Queste ricerche sollevano quesiti morali, che però riflettono anche percezioni distorte dei rischi o credenze poco utili per capire i rischi autentici. Si dice che manipolando e creando la vita in laboratorio, l'uomo gioca a fare Dio. Ma qualunque cosa sia Dio, non c'è alcuna prova che abbia creato la vita, che è più verosimilmente il risultato di processi fisico-chimici e dell'evoluzione per selezione naturale. Questo fatto è corroborato anche dalle ricerche sui genomi minimi. Quindi l'uomo non può giocare a fare Dio e la paura delle novità è un'istanza conservatrice naturale della nostra specie, che per fortuna non ha prevalso altrimenti saremmo rimasti a prima dell'invenzione della ruota. Se queste tecnologie porteranno poi anche alla manipolazione dei genomi umani, non si vede davvero che male ne possa venire, dato che il primo e principale obiettivo sarà quello di curare gravissime malattie genetiche – e non è chiaro come si possa essere moralmente contro questo obiettivo – mentre non ci sono elementi di conoscenze e tecnologie al momento utili per realizzare gli scenari distopici che stimolano così tanto la fantasia dei bioeticisti.
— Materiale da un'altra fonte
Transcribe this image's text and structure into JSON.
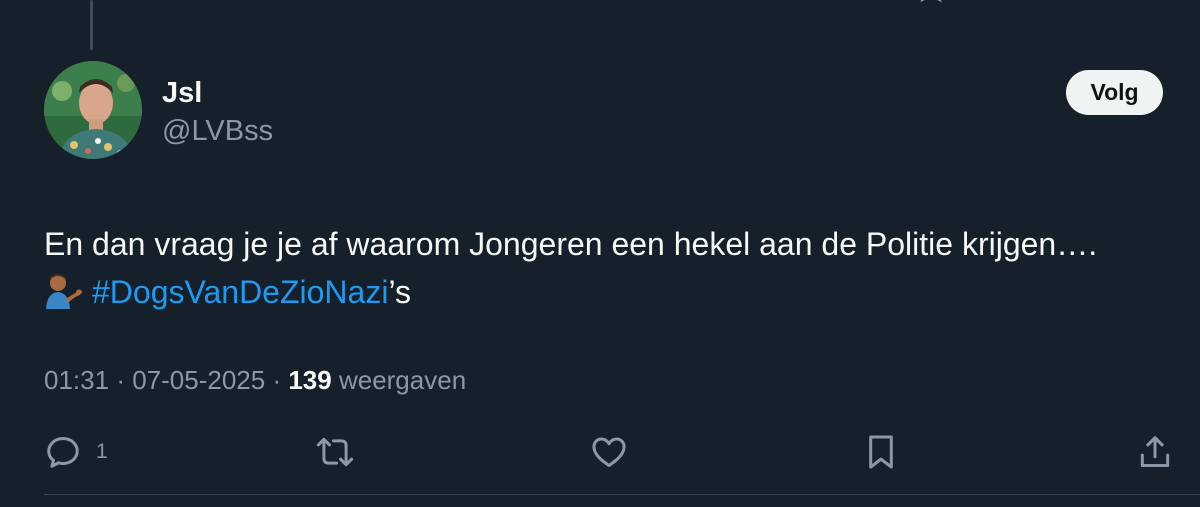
{
  "tweet": {
    "author": {
      "display_name": "Jsl",
      "handle": "@LVBss",
      "avatar_icon": "profile-photo"
    },
    "follow_label": "Volg",
    "text_line1": "En dan vraag je je af waarom Jongeren een hekel aan de Politie krijgen….",
    "emoji": "man-tipping-hand",
    "hashtag": "#DogsVanDeZioNazi",
    "hashtag_suffix": "’s",
    "time": "01:31",
    "date": "07-05-2025",
    "views_count": "139",
    "views_label": "weergaven",
    "reply_count": "1"
  },
  "colors": {
    "background": "#15202b",
    "text_primary": "#f7f9f9",
    "text_secondary": "#8b98a5",
    "link": "#1d9bf0",
    "follow_button_bg": "#eff3f4"
  },
  "actions": {
    "reply_icon": "reply-icon",
    "retweet_icon": "retweet-icon",
    "like_icon": "heart-icon",
    "bookmark_icon": "bookmark-icon",
    "share_icon": "share-icon"
  }
}
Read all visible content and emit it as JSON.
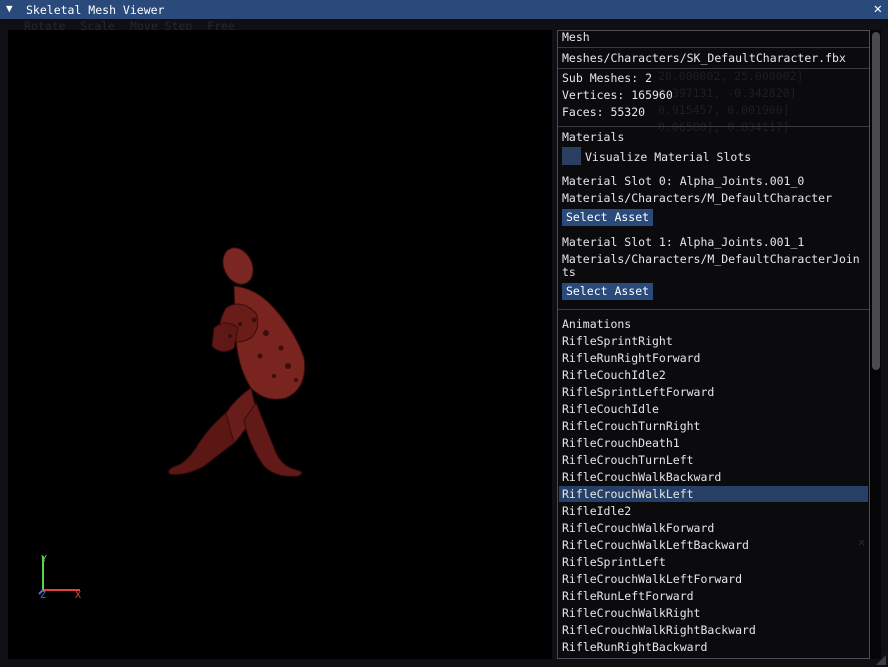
{
  "window": {
    "title": "Skeletal Mesh Viewer",
    "collapse_icon": "triangle-down-icon",
    "close_icon": "close-icon",
    "title_color": "#294a7a"
  },
  "background_toolbar": [
    "Rotate",
    "Scale",
    "Move Step",
    "Free"
  ],
  "viewport": {
    "gizmo": {
      "x_label": "X",
      "y_label": "Y",
      "z_label": "Z",
      "x_color": "#e0413a",
      "y_color": "#5bd24b",
      "z_color": "#4a6de0"
    },
    "model_color": "#8a2a26"
  },
  "mesh": {
    "header": "Mesh",
    "path": "Meshes/Characters/SK_DefaultCharacter.fbx",
    "sub_meshes": "Sub Meshes: 2",
    "vertices": "Vertices: 165960",
    "faces": "Faces: 55320"
  },
  "ghost_text": [
    "20.000002, 25.000002]",
    "0.397131, -0.342820]",
    "0.915457, 0.001900]",
    "0.06500], 0.834117]"
  ],
  "materials": {
    "header": "Materials",
    "visualize_label": "Visualize Material Slots",
    "visualize_checked": false,
    "slot0_label": "Material Slot 0: Alpha_Joints.001_0",
    "slot0_path": "Materials/Characters/M_DefaultCharacter",
    "slot1_label": "Material Slot 1: Alpha_Joints.001_1",
    "slot1_path_line1": "Materials/Characters/M_DefaultCharacterJoin",
    "slot1_path_line2": "ts",
    "select_button": "Select Asset"
  },
  "animations": {
    "header": "Animations",
    "selected": "RifleCrouchWalkLeft",
    "items": [
      "RifleSprintRight",
      "RifleRunRightForward",
      "RifleCouchIdle2",
      "RifleSprintLeftForward",
      "RifleCouchIdle",
      "RifleCrouchTurnRight",
      "RifleCrouchDeath1",
      "RifleCrouchTurnLeft",
      "RifleCrouchWalkBackward",
      "RifleCrouchWalkLeft",
      "RifleIdle2",
      "RifleCrouchWalkForward",
      "RifleCrouchWalkLeftBackward",
      "RifleSprintLeft",
      "RifleCrouchWalkLeftForward",
      "RifleRunLeftForward",
      "RifleCrouchWalkRight",
      "RifleCrouchWalkRightBackward",
      "RifleRunRightBackward"
    ]
  }
}
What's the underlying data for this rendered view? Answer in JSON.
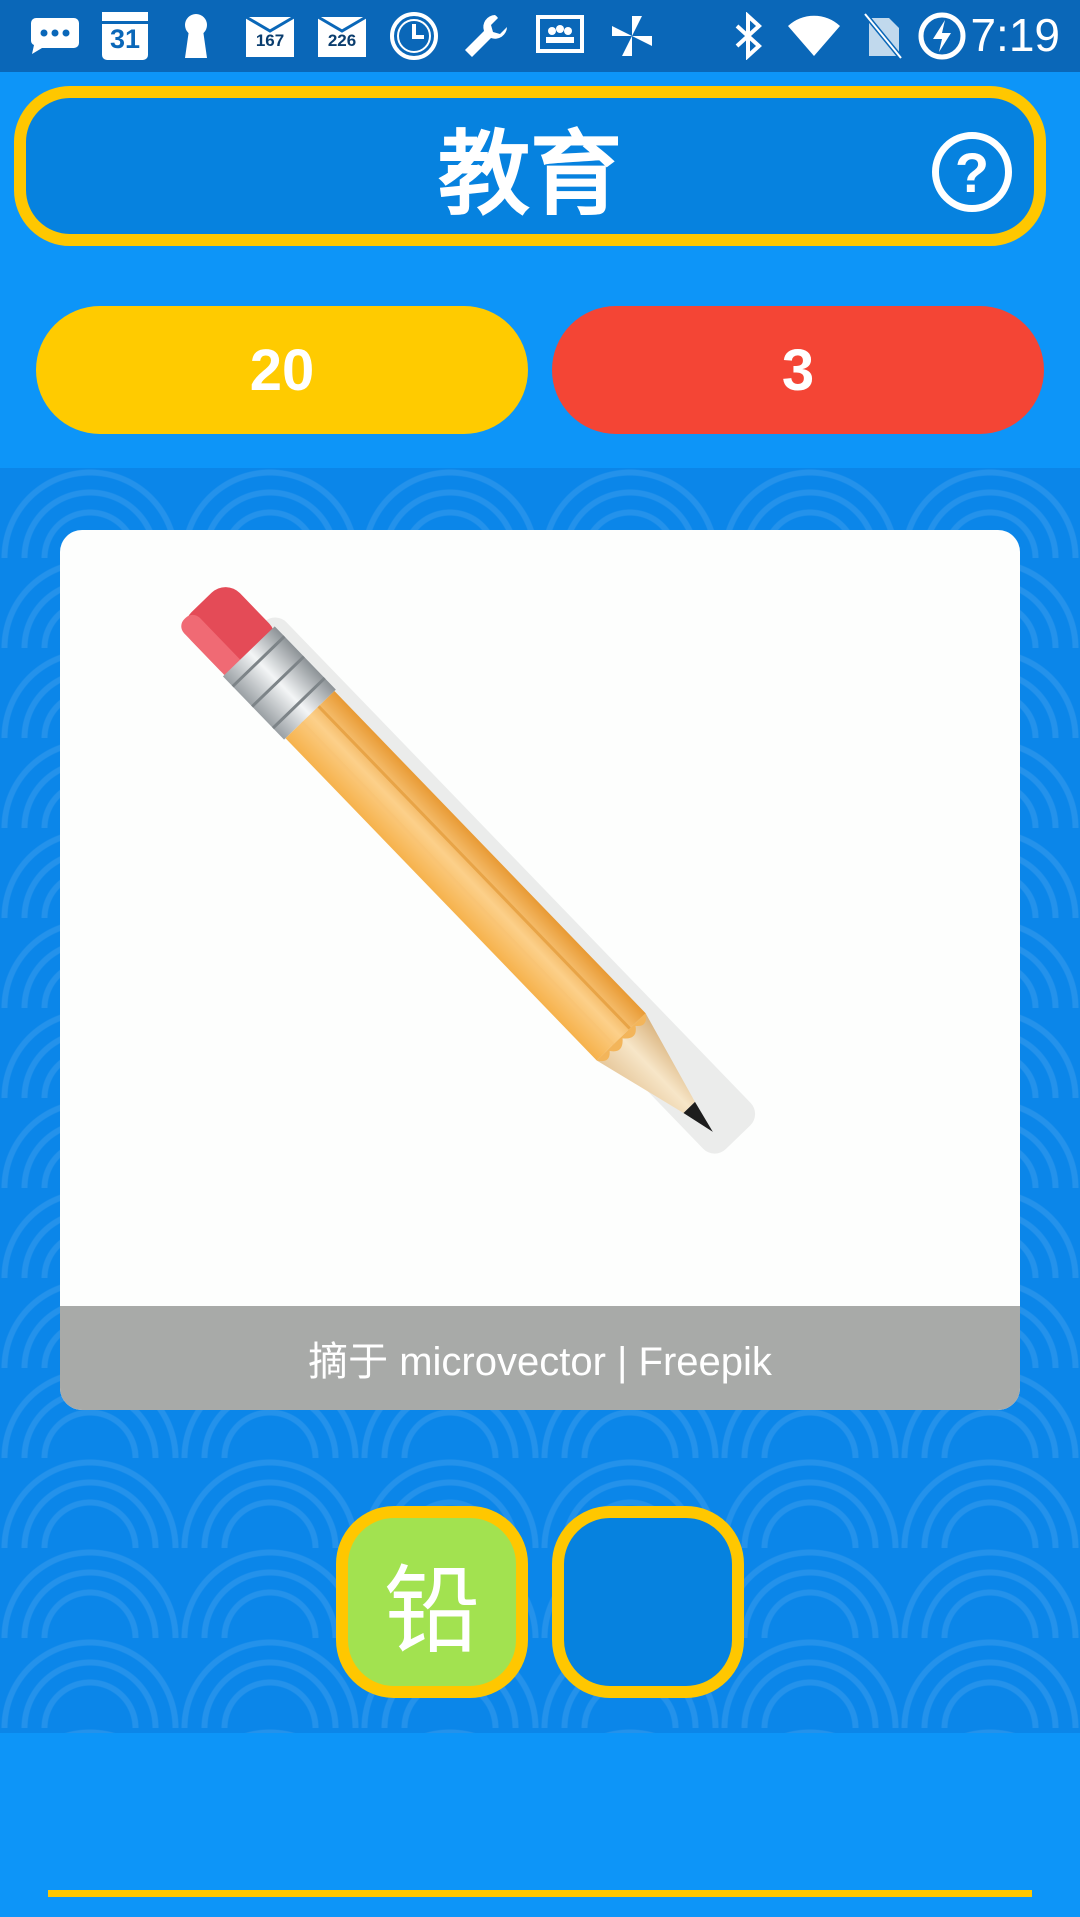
{
  "status_bar": {
    "time": "7:19",
    "calendar_day": "31",
    "badge_a": "167",
    "badge_b": "226",
    "icons": [
      "chat-icon",
      "calendar-icon",
      "keyhole-icon",
      "mail-badge-icon",
      "mail-badge-icon",
      "clock-icon",
      "wrench-icon",
      "slideshow-icon",
      "pinwheel-icon",
      "bluetooth-icon",
      "wifi-icon",
      "no-sim-icon",
      "battery-charging-icon"
    ]
  },
  "header": {
    "title": "教育",
    "help_symbol": "?"
  },
  "scores": {
    "correct": "20",
    "wrong": "3"
  },
  "image_card": {
    "subject": "pencil-illustration",
    "credit": "摘于 microvector | Freepik"
  },
  "answer": {
    "slots": [
      "铅",
      ""
    ]
  },
  "colors": {
    "background": "#0d95f8",
    "header_fill": "#0682df",
    "accent_yellow": "#ffc700",
    "wrong_red": "#f44535",
    "correct_green": "#a2e250"
  }
}
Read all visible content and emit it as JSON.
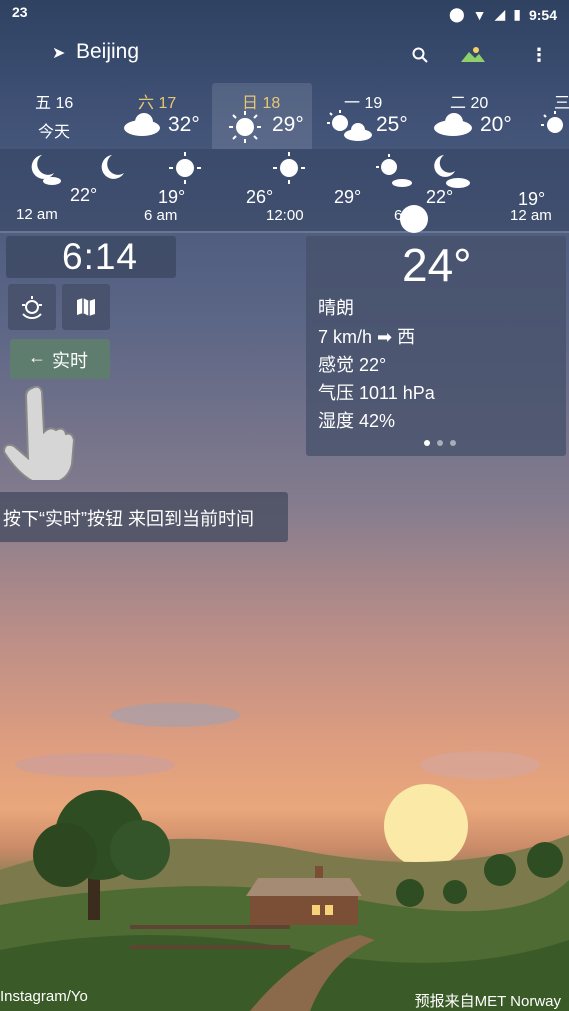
{
  "status": {
    "left_number": "23",
    "time": "9:54"
  },
  "toolbar": {
    "city": "Beijing"
  },
  "daily": [
    {
      "day": "五 16",
      "sub": "今天",
      "temp": ""
    },
    {
      "day": "六 17",
      "sub": "",
      "temp": "32°"
    },
    {
      "day": "日 18",
      "sub": "",
      "temp": "29°"
    },
    {
      "day": "一 19",
      "sub": "",
      "temp": "25°"
    },
    {
      "day": "二 20",
      "sub": "",
      "temp": "20°"
    },
    {
      "day": "三",
      "sub": "",
      "temp": ""
    }
  ],
  "hourly": {
    "temps": [
      "22°",
      "19°",
      "26°",
      "29°",
      "22°",
      "19°"
    ],
    "times": [
      "12 am",
      "6 am",
      "12:00",
      "6",
      "12 am"
    ]
  },
  "panel": {
    "time": "6:14",
    "live_label": "实时",
    "tip": "按下“实时”按钮 来回到当前时间"
  },
  "current": {
    "temp": "24°",
    "condition": "晴朗",
    "wind_speed": "7 km/h",
    "wind_dir": "西",
    "feels": "感觉 22°",
    "pressure": "气压 1011 hPa",
    "humidity": "湿度 42%"
  },
  "footer": {
    "left": "Instagram/Yo",
    "right": "预报来自MET Norway"
  },
  "colors": {
    "selected_day": "#e8c774",
    "live_button": "#5e7d6e"
  }
}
Per quel che riguarda i rischi più plausibili, cioè che la nuova bestia sfugga al controllo o sia usata per creare nuove armi biologiche, sappiamo che non esiste attività umana esente da rischi, e nessuno mette fuorilegge le motociclette per il fatto che usarle è tra le attività umane più rischiose in assoluto nel mondo sviluppato. Né si è deciso di mettere al bando lo sviluppo degli aerei sapendo che potevano essere usati anche da kamikaze. Si possono utilizzare diversi sistemi per non consentire a quei batteri di sfuggire al controllo o essere usati in modo dannosi, ma è anche possibile che qualche problema sorgerà. Si tratta di fare un bilancio tra rischi e benefici. E, una volta studiata la questione, sarà facile capire che i vantaggi che possono venire dalla vita artificiale sono largamente superiori a qualunque svantaggio razionalmente immaginabile.